Anyhow, it will become routine for anyone to have children with anyone else and for anyone to get pregnant, if they choose. When that happens, we may see a range of living arrangements and working conditions become truly accepted. For example, a large number of people tolerate gay marriage but they wouldn't necessarily want their children to be in such a relationship. Likewise, a large number of people tolerate transsexuals but wouldn't want their child to be one. I suspect that part of the issue is that a gay/transgender child is seen as a genetic dead-end. However, this won't be a barrier.

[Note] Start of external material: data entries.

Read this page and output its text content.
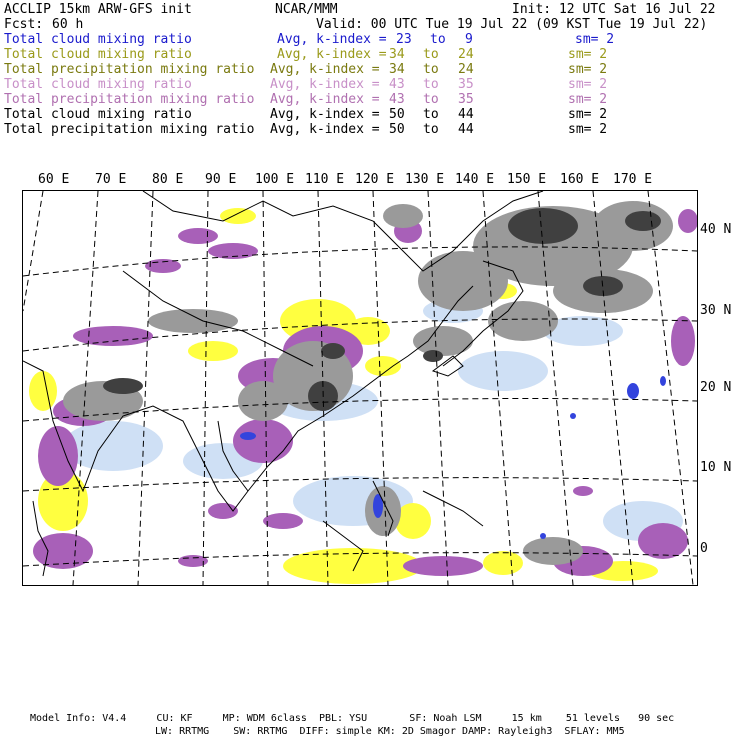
ACCLIP 15km ARW-GFS init	NCAR/MMM	Init: 12 UTC Sat 16 Jul 22
Fcst: 60 h	Valid: 00 UTC Tue 19 Jul 22 (09 KST Tue 19 Jul 22)
Total cloud mixing ratio	Avg, k-index = 23 to 9	sm= 2
Total cloud mixing ratio	Avg, k-index = 34 to 24	sm= 2
Total precipitation mixing ratio Avg, k-index = 34 to 24	sm= 2
Total cloud mixing ratio	Avg, k-index = 43 to 35	sm= 2
Total precipitation mixing ratio Avg, k-index = 43 to 35	sm= 2
Total cloud mixing ratio	Avg, k-index = 50 to 44	sm= 2
Total precipitation mixing ratio Avg, k-index = 50 to 44	sm= 2
60 E 70 E 80 E 90 E 100 E 110 E 120 E 130 E 140 E 150 E 160 E 170 E
40 N
30 N
20 N
10 N
0
Model Info: V4.4     CU: KF     MP: WDM 6class  PBL: YSU       SF: Noah LSM     15 km    51 levels   90 sec
LW: RRTMG    SW: RRTMG  DIFF: simple KM: 2D Smagor DAMP: Rayleigh3  SFLAY: MM5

When people have free choice in sex, gender and procreation, we may find that the sex ratio becomes skewed. For example, lesbians may be able to get simultaneously pregnant with each other's children but only have daughters. Some of these daughters may wish to have a penis and testicles but will only be able to have a son with a genetic man or a male-to-female transsexual. Hopefully, sex and gender ratios find a stable equilibrium but this is not guaranteed.
Regardless, two things are quite certain. All of these developments will make porn increasingly unrecognizable and they will make current complaints about sex discrimination seem quite trivial.